Like all central bankers, he argues the (impossible to prove) negative: There have been consequences, yes, but if we hadn't done this, things would be far, far worse.

As for carrying out these solutions on the backs of the virtuous: "I don't see a world where the virtuous are rewarded if we suffered a second Depression," he says. "These are the stakes."

Carney would prefer not to talk about the enormous power central bankers have gained since 2008, saying only: "We have a tremendous responsibility … because of a series of mistakes that were made in the private sector and the public sector."

See the surge in central bank holdings, the printing of new money, beginning in the spring of 2008 with the bank bailouts and the acquistion of long-term securities to keep interest rates down.
See the surge in central bank holdings, the printing of new money, beginning in the spring of 2008 with the bank bailouts and the acquistion of long-term securities to keep interest rates down. (International Monetary Fund)

As Canada has performed better than most Western nations, Carney has not ordered any new money printing.

But he has kept interest rates down, and that has fed the real estate booms over the last few years in Vancouver, Toronto, Calgary and elsewhere.

He scoffs at the suggestion that "the party" will end at some point. "I am not sure we are having a party right now," he says. "It doesn't feel like a party."

And, in fact, he has repeatedly expressed concern at the huge debt levels Canadians are accruing, at least partly because of his low-rate policies.

But surely he understands the anger of an older person watching their savings being eroded, I ask him.

Carney smiles grimly. That question is clearly a sore point. He gets a lot of mail on the topic.

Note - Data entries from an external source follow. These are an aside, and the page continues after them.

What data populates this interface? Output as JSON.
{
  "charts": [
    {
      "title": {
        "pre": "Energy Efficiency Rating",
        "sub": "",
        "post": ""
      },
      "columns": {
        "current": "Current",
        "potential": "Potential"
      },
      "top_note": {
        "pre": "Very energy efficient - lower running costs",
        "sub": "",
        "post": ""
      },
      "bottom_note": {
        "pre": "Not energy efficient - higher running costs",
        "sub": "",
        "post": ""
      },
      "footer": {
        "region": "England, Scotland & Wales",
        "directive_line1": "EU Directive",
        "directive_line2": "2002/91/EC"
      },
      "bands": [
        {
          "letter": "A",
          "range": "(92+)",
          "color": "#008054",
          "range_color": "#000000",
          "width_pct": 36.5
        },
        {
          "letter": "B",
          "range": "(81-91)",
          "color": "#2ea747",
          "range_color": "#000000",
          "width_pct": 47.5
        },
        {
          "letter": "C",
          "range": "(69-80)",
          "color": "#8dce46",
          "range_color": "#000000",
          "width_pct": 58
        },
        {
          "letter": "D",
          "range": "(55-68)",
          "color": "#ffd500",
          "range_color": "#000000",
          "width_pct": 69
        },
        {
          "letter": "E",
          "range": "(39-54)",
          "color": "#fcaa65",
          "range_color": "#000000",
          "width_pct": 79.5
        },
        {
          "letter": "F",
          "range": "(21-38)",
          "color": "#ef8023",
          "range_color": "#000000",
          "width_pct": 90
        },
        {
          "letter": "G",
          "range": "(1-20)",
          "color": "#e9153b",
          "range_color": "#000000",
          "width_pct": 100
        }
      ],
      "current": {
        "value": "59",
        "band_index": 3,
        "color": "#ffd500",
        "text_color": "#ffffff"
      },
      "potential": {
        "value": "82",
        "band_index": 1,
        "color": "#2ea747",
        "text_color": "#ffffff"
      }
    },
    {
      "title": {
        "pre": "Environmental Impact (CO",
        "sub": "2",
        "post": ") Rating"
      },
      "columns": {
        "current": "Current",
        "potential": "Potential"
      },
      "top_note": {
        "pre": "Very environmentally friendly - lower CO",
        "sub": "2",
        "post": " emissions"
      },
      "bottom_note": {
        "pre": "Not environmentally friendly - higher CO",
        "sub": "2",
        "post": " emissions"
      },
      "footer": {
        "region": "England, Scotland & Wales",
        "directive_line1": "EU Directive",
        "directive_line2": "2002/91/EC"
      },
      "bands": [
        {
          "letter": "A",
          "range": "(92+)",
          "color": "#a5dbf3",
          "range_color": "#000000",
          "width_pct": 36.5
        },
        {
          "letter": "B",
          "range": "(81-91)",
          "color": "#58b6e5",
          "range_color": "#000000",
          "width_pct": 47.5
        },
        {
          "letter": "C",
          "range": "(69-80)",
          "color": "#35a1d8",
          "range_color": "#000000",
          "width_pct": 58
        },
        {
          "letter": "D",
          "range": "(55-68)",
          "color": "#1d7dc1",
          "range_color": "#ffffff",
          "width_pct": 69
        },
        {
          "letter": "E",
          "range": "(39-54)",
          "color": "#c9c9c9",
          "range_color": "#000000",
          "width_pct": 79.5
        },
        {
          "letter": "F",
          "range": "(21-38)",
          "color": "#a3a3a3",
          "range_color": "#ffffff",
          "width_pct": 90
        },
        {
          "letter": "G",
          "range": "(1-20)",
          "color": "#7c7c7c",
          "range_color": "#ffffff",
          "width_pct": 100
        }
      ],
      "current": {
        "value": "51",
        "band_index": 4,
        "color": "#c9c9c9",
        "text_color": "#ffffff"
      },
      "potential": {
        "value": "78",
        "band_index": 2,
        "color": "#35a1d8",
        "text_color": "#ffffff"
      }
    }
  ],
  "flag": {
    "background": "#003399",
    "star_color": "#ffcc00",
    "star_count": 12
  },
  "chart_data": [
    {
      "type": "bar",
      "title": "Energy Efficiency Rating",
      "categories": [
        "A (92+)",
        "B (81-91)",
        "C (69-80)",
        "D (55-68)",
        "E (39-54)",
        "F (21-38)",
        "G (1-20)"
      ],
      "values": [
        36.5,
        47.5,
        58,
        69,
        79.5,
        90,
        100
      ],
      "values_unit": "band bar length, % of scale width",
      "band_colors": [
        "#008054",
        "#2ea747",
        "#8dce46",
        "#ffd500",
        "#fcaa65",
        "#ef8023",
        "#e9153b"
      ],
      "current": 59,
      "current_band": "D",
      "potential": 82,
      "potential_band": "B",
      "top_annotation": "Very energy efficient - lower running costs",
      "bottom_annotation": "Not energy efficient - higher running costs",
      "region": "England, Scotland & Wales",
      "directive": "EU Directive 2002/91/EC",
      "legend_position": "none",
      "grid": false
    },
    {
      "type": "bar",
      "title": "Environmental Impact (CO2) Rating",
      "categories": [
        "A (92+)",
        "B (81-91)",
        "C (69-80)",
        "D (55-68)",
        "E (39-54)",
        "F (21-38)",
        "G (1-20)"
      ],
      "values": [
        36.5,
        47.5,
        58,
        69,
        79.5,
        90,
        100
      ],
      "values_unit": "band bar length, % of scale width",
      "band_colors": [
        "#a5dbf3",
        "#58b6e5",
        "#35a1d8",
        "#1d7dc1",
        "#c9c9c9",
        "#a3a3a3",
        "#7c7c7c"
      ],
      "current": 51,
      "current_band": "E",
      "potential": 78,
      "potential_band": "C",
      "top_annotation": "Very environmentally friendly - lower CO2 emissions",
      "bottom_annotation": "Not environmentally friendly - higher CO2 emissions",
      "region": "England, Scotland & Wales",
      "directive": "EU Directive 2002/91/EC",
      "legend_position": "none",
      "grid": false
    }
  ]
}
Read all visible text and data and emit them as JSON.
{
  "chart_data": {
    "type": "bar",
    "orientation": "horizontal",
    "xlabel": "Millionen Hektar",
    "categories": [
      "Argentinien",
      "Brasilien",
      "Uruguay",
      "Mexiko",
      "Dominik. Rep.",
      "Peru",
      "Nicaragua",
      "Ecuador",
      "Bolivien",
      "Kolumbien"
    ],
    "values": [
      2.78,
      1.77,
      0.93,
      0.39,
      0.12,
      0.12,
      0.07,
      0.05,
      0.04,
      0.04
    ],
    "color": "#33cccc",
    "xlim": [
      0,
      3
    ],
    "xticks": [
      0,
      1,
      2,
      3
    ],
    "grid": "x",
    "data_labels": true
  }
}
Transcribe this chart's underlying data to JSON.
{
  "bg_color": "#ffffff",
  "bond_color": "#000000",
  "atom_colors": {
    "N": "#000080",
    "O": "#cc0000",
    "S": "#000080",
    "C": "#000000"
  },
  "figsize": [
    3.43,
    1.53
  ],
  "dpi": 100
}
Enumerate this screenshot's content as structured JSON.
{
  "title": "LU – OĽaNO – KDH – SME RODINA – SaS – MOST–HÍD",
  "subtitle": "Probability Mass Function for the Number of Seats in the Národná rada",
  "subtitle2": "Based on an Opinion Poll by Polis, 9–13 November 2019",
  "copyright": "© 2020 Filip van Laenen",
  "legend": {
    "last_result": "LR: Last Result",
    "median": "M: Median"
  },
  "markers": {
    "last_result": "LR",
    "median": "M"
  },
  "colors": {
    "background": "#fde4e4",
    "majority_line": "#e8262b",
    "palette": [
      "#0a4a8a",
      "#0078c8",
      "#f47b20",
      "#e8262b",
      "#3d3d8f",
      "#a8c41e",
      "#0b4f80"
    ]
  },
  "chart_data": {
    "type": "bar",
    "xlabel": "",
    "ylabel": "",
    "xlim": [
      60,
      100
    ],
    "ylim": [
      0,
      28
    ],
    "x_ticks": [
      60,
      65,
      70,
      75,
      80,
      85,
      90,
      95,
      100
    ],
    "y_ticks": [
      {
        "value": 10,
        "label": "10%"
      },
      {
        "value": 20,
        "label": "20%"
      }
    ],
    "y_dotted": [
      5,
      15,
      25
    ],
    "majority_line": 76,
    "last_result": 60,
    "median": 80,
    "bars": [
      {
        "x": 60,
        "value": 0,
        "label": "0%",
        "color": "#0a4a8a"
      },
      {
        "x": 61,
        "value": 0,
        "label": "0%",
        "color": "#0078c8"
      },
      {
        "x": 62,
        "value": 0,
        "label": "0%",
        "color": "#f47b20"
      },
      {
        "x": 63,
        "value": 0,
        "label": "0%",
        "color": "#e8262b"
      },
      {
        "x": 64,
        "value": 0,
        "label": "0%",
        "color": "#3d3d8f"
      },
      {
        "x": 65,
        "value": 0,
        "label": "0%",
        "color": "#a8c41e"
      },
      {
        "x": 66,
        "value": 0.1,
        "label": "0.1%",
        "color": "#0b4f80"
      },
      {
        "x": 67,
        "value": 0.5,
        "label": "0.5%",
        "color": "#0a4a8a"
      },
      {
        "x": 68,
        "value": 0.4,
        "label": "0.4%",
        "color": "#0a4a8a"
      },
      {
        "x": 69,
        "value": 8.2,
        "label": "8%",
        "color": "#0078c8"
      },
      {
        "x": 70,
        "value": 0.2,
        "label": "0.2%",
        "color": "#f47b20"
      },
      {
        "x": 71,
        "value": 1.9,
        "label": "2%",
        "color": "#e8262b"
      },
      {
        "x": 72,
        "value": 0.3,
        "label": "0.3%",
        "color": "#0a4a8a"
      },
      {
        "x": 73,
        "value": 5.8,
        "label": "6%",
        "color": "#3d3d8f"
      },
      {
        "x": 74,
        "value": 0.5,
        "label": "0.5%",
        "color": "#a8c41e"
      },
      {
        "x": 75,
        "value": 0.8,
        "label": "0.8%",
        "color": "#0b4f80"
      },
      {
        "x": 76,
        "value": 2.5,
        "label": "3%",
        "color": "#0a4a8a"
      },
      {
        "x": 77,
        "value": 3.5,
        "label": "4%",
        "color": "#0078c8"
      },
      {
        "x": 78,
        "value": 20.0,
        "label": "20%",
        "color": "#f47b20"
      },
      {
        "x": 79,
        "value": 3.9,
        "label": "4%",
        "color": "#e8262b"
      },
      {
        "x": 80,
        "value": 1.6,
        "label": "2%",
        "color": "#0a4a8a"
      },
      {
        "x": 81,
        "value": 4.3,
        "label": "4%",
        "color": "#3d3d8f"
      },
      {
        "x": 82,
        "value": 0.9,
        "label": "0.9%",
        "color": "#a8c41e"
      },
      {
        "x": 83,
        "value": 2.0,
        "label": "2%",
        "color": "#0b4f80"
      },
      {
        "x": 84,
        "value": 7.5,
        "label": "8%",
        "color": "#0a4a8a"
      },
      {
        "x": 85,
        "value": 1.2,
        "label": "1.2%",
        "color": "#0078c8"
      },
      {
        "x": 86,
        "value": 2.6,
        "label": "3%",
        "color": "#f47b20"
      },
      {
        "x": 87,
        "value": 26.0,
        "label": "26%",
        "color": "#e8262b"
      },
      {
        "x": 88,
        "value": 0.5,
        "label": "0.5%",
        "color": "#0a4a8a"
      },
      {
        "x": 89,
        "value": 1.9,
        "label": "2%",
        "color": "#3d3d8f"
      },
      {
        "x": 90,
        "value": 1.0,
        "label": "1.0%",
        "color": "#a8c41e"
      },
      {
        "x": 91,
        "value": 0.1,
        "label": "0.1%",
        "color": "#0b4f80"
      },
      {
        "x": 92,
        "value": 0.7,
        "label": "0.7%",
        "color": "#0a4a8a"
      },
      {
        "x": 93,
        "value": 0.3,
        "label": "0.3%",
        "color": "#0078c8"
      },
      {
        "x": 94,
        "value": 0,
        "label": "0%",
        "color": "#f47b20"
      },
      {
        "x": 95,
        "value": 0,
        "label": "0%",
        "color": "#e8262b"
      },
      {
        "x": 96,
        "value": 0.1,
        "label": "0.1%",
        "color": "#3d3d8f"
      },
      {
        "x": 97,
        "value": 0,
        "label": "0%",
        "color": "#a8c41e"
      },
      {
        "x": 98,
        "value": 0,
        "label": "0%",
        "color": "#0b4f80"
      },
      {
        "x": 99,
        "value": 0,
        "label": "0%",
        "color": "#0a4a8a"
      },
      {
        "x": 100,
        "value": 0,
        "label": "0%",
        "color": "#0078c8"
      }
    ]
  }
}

Canadians, he says, must understand that the alternative is massive unemployment and thousands of businesses going under, and "my experience with Canadians is that they tend to think about their neighbours and their children and more broadly … they care a little bit more than just about themselves."

Asked whether central bankers are not in fact enabling irresponsible behaviour by speculators enamoured of cheap money, not to mention politicians who can't curb their borrowing and spending, Carney merely remarks that voters in a democracy get the governments they choose.